Waar is de minister voor voedselbeleid?
• 17-03-2017
• leestijd 3 minuten
© cc-foto: Gert Vandermosten. Uit de pluktuin.
Het nieuwe landbouw- en voedselbeleid, gebaseerd op samenwerking tussen consumenten en producenten, krijgt geen steun
In de verkiezingsstrijd hoorden we bijna niets over de grote landbouw- en voedselcrisis. Nog steeds is er teveel zout, suiker en vet in het eten. Nederland heeft veel te veel koeien, kippen en varkens. Veel boeren gebruiken nog steeds veel te veel kunstmest en chemische bestrijdingsmiddelen. Stikstof overschotten vernietigen nog steeds natuur en de soortendiversiteit gaat achteruit. De grutto verdwijnt. De consumenten voelen zich voortdurend misleid want fruitdranken bevatten bijna geen fruit, natuurlijk is niet natuurlijk en vers is niet vers. Nederlanders hebben steeds minder vertrouwen in de levensmiddelenindustrie.
Mensen hebben grotere kans op longontsteking in de buurt van kippenhouderij. Vleesproductie geldt als een van de grootste veroorzakers van klimaatopwarming, maar de vleesproductie in Nederland daalt niet. Obesitas bij kinderen neemt nog steeds toe en de gezondheidskosten stijgen vanwege slechte en eenzijdige voeding.
Dit zijn zo enkele problemen die direct samenhangen met het volkomen achterhaalde landbouw- en voedselsysteem dat we in Nederland hebben. Ik noemde nog niet eens de wereldwijde problematiek van honger en ondervoeding. De oplossingen van deze problemen zijn divers, maar meer van het zelfde, en ‘resultaten behaald in het verleden bieden geen garantie voor de toekomst’. Meer technologie en wetenschap en meer markt zijn dus geen oplossingen.
Veel consumenten hebben zelf weer de regie in handen genomen bij het verkrijgen van goede en gezonde voeding: groente- en kookclubs schieten als paddenstoelen uit de grond, eetbare steden nemen lokale productie serieus, natuurbewegingen richten voedselbossen in, restaurateurs toveren met lokale gewassen en dierlijke producten. Alles draait om kwaliteit en samenwerking tussen consumenten en producenten. Voeding is meer dan een goedkope waar, het is sociale cohesie en een bron van informele banden en vriendschappen.

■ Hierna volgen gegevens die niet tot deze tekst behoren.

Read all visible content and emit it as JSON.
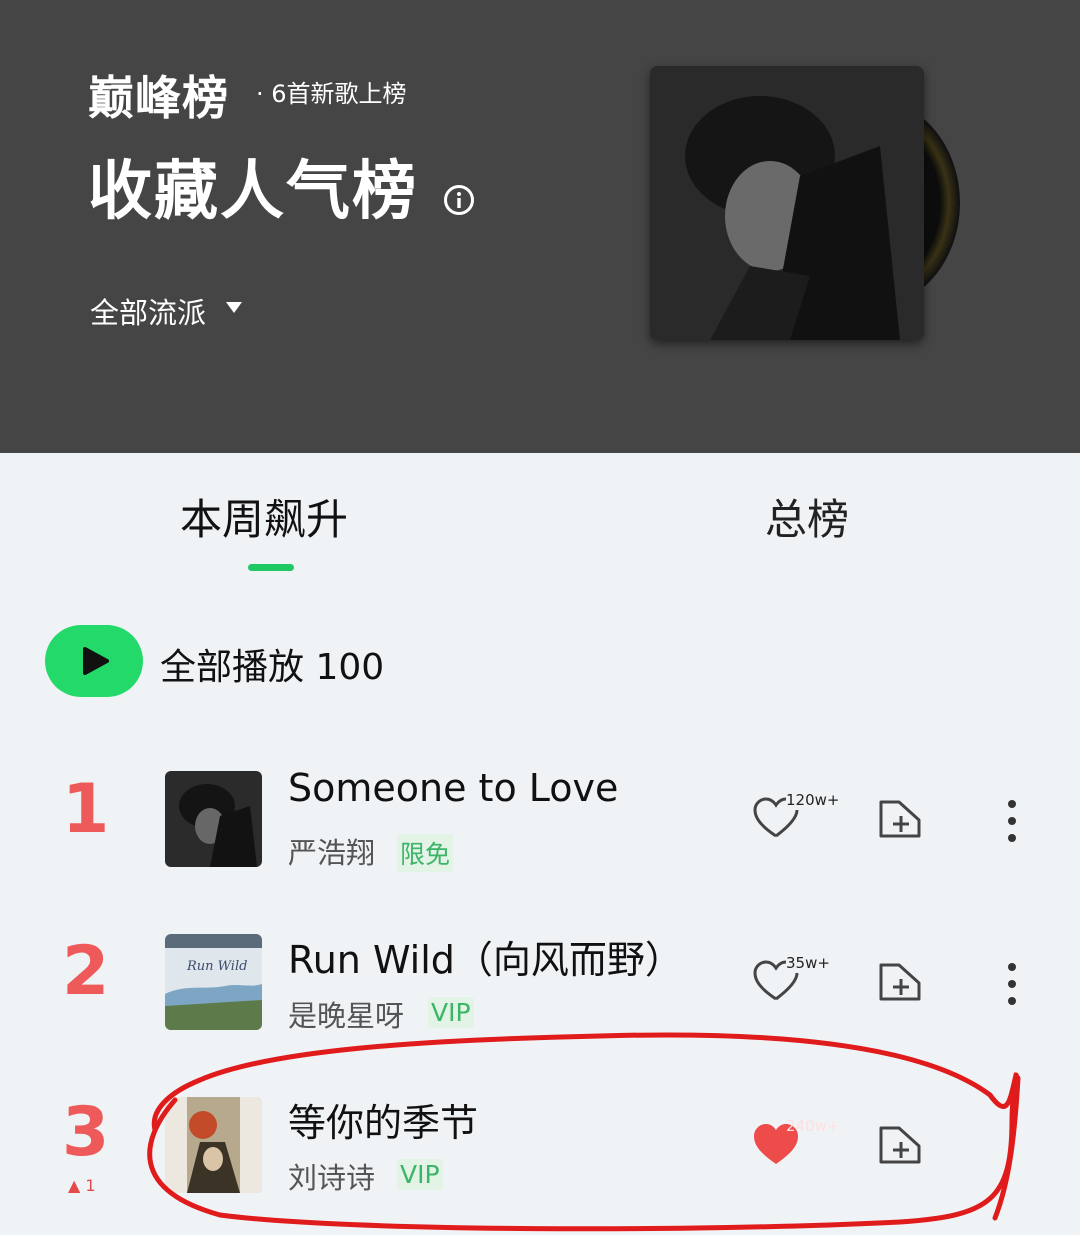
{
  "header": {
    "brand": "巅峰榜",
    "subtitle": "· 6首新歌上榜",
    "title": "收藏人气榜",
    "genre_filter": "全部流派"
  },
  "tabs": [
    {
      "label": "本周飙升",
      "active": true
    },
    {
      "label": "总榜",
      "active": false
    }
  ],
  "play_all": {
    "label": "全部播放 100"
  },
  "songs": [
    {
      "rank": "1",
      "title": "Someone to Love",
      "artist": "严浩翔",
      "tag": "限免",
      "likes": "120w+",
      "liked": false
    },
    {
      "rank": "2",
      "title": "Run Wild（向风而野）",
      "artist": "是晚星呀",
      "tag": "VIP",
      "likes": "35w+",
      "liked": false
    },
    {
      "rank": "3",
      "title": "等你的季节",
      "artist": "刘诗诗",
      "tag": "VIP",
      "likes": "240w+",
      "liked": true,
      "trend": "▲ 1"
    }
  ],
  "colors": {
    "accent_green": "#23d96a",
    "rank_red": "#ee5a5a",
    "header_bg": "#454545",
    "liked_red": "#ee4b4b",
    "annotation_red": "#e01b1b"
  }
}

Al deze initiatieven hebben overleg nodig, platforms voor uitwisseling van informatie, speerpunten, onderzoeksplannen en -projecten, nieuwe kanalen van communicatie, en nog veel meer. Klimaatverandering brengt teweeg dat moet worden gekeken naar gewassen uit andere delen van de wereld. Bestrijding van plantenziekten zonder chemie vraagt om nauwkeurige gewascombinaties. Sommige gemeentebesturen steunen deze initiatieven.
Maar de Nederlandse overheid laat het erbij zitten. Wel steunt zij de verspreiding van het achterhaalde landbouwbeleid buiten Nederland. De EU steunt nog steeds schaalvergroting en megastallen. Maar het nieuwe landbouw- en voedselbeleid, gebaseerd op samenwerking tussen consumenten en producenten en dat al stevig verankerd is in de bovengenoemde initiatieven, krijgt geen steun.
Wereldwijd wordt nu al bijna 70% van de landbouwgronden gebruikt voor grootschalige veeteelt (veevoeder) en daarmee dierlijke producten voor de rijke gebieden. Nog steeds verzorgen miljarden kleinschalige boeren het dagelijks voedsel van hun landgenoten. De nieuwe initiatieven kunnen speerpunten worden van een duurzaam internationaal Nederlands landbouwbeleid.
Het is hoog tijd dat er ook vanuit nationaal niveau steun wordt gegeven. De politieke partijen denken heel verschillend over deze kwesties. De VVD wil dat alles bij het oude blijft, de linkse partijen willen meer lokale en duurzame voeding en het CDA zit in het midden. Waarom zijn er dan geen debatten over het toekomstige landbouw- en voedselbeleid?